You'll also note the presence of Bristol-Myers Squibb's (NYSE:BMY) cancer immunotherapy Yervoy and Valeant Pharmaceuticals' (NYSE:BHC) prostate cancer immunotherapy Provenge among the most expensive new Part B drugs in 2013. Cancer immunotherapies work by supercharging your immune system to recognize and destroy cancer cells, but this new technology comes with a mighty cost. Bristol-Myers Squibb's Yervoy packs a wholesale punch of about $120,000 per year, while Valeant Pharmaceuticals' Provenge, which it scooped up as part of Dendreon's bankruptcy sale, ran $93,000 for a full course of treatment when it hit the market in 2010. GAO data shows Yervoy cost nearly $93,000 per beneficiary and Provenge expenditures topped $86,000 per Medicare beneficiary.
Also keep in mind that this data doesn't include high-priced and orphan drugs approved in 2014 or 2015.
This is a big concern
Rising Part B drug costs are a big concern for seniors, because without specific coverage designed to protect them, they could be on the line for 20% of their eligible Medicare expenses. As a reminder, original Medicare has no annual out-of-pocket limit, meaning $92,616 spent on a Yervoy prescription could leave seniors with a bill of greater than $18,000 to contend with.
There are really two ways this can be fought.
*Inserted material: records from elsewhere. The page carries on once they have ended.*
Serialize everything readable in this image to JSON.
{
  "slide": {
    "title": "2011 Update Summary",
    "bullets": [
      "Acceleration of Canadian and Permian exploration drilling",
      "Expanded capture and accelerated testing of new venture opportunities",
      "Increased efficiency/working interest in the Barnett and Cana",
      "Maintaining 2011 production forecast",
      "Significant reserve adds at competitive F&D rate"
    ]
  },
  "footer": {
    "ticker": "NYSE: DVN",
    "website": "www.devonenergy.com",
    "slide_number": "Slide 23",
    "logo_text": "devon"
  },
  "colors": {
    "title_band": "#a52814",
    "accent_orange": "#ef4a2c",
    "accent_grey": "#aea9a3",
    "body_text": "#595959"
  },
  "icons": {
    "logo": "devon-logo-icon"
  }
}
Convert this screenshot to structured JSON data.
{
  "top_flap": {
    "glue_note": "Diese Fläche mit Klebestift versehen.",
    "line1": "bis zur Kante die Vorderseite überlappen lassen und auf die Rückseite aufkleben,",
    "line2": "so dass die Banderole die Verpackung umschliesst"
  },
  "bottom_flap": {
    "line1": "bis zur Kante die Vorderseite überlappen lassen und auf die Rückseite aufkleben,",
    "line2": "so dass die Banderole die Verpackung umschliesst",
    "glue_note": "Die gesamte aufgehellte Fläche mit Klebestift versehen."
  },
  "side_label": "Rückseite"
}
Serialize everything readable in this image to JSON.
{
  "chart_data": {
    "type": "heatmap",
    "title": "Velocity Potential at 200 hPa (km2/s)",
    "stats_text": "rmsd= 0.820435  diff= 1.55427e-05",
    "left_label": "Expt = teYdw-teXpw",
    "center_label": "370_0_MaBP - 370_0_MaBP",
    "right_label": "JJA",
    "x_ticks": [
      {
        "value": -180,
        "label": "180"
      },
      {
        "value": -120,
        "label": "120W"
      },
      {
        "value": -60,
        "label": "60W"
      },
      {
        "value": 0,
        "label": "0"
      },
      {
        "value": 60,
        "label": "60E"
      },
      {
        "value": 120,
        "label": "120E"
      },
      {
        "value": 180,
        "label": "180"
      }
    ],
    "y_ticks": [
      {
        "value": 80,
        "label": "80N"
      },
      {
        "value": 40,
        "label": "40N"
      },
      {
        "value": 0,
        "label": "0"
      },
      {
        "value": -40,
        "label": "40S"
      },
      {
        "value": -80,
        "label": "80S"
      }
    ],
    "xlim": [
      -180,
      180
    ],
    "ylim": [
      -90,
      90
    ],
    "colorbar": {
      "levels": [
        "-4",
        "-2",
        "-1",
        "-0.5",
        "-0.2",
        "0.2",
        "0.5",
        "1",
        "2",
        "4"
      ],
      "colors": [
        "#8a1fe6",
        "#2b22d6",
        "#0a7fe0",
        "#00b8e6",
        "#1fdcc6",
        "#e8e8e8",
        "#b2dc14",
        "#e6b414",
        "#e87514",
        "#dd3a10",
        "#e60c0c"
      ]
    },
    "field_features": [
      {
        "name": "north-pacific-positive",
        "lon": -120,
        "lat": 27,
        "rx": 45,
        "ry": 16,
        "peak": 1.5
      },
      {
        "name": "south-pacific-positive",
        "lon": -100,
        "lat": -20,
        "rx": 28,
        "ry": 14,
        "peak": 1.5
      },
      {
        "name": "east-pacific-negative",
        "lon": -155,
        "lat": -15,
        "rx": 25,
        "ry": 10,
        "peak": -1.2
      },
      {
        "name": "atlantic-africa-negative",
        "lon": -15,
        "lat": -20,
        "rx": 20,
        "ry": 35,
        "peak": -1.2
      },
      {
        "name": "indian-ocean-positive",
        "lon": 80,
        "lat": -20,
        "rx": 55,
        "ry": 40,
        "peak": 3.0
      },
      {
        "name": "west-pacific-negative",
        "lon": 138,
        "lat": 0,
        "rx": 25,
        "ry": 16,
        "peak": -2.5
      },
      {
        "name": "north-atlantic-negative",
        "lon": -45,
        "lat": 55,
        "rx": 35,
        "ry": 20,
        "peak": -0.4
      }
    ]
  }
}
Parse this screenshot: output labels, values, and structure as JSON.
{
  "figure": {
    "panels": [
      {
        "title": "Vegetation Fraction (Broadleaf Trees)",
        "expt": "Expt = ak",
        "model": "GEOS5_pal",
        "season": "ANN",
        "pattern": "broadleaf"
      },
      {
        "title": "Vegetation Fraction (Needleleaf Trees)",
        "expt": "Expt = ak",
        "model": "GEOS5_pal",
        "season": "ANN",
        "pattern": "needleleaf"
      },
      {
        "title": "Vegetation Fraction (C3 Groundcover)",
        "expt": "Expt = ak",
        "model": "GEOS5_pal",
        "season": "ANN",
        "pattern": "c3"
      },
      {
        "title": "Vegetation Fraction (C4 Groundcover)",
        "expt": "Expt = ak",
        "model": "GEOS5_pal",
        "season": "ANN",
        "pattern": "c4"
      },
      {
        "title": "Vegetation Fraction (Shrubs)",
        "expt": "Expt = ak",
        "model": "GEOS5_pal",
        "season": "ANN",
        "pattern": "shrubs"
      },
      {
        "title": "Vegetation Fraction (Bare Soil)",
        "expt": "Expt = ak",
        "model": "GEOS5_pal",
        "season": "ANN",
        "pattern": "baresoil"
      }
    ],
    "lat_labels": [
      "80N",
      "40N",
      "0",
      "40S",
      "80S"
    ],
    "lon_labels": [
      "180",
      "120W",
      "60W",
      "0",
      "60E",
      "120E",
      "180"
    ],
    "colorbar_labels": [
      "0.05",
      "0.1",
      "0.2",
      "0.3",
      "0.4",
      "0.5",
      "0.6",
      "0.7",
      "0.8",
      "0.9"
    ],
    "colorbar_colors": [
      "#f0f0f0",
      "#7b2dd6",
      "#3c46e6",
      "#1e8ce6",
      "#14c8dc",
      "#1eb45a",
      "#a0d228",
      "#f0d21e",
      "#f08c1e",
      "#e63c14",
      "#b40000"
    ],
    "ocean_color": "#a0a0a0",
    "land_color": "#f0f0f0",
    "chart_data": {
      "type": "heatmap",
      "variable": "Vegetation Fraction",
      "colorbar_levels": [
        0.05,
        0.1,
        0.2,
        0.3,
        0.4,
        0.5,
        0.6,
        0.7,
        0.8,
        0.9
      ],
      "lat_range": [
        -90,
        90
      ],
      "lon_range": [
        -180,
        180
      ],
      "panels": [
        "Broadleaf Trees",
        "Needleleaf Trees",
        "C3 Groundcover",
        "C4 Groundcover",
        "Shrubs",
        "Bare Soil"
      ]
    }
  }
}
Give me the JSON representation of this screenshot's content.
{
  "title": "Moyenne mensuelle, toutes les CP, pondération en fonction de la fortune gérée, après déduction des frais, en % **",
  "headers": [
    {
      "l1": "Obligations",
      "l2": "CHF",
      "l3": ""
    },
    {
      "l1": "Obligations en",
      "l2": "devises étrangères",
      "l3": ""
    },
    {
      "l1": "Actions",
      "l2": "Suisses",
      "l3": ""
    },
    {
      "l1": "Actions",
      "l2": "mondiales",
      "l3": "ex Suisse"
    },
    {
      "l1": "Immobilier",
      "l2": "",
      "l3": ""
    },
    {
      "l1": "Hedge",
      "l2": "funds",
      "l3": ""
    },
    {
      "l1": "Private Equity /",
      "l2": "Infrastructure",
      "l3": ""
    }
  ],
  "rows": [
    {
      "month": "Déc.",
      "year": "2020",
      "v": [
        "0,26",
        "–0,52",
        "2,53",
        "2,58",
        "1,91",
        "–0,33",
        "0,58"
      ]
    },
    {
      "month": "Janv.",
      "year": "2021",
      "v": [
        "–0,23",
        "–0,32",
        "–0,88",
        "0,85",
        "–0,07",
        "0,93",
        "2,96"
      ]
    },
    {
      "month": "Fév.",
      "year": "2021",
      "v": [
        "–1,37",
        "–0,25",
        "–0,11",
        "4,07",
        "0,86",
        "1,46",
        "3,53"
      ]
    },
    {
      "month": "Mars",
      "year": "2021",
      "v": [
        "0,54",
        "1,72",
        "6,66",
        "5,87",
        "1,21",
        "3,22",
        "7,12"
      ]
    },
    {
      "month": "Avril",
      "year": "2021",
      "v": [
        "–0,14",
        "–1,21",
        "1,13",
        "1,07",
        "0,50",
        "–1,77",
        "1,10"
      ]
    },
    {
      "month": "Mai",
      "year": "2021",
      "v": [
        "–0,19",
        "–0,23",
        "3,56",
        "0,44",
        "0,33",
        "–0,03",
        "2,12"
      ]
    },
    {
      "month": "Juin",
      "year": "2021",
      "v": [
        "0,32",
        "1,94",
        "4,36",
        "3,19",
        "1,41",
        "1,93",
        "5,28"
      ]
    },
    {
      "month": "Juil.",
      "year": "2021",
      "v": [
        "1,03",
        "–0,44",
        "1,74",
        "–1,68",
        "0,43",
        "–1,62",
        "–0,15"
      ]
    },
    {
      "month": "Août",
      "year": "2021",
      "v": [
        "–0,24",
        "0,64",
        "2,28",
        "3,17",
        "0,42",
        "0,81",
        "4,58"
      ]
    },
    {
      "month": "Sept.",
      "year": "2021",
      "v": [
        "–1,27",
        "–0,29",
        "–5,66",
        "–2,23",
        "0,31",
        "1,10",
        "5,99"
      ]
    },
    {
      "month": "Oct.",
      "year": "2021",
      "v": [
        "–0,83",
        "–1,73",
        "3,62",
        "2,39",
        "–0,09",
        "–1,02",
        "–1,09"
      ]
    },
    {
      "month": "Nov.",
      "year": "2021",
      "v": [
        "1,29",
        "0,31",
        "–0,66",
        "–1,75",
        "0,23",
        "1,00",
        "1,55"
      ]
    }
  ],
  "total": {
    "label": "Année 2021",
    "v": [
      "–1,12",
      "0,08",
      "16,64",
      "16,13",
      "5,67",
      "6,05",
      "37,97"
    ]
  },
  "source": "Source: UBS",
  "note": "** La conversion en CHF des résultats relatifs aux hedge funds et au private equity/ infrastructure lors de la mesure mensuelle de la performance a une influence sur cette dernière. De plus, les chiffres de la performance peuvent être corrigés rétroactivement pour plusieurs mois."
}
Either government can go on the offensive and take on drug company pricing practices, which would more than likely be a long and drawn out affair where there may be no true winners, or seniors can educate themselves about additional coverage options that can help protect their nest egg.
For instance, a Medicare Supplement plan, better known as Medigap, could help cover a lot of the costs associated with expensive Part B drugs. These are supplemental plans bought from private health insurers that help fill in some of the aforementioned cost gaps, as well as cover medical expenses when traveling outside the United States.
We've also been witnessing a lot of seniors purchasing Medicare Advantage plans (also known as Part C) -- and with good reason. Medicare Advantage plans, which are sold by private insurers, have clearly defined out-of-pocket limits ($6,700 in 2016) for what would be covered under Part A (hospital insurance) and Part B (medical/outpatient insurance) of original Medicare. This would mean that no Medicare Advantage plan would cost seniors more than $6,700 out-of-pocket for Part B drugs annually. If you're receiving cancer injections or a rare disease therapy, this could actually be a really smart money-saving move.
A quick word to the wise though: Medicare Advantage plans don't count premium payments toward your out of-pocket costs, and there is no out-of-pocket limit for the majority of prescription drugs covered by what would be Part D.
Long story short, seniors need to be aware of how drug costs can affect them, and they should be evaluating their options on an annual basis to ensure they've got the right coverage that suits their needs best.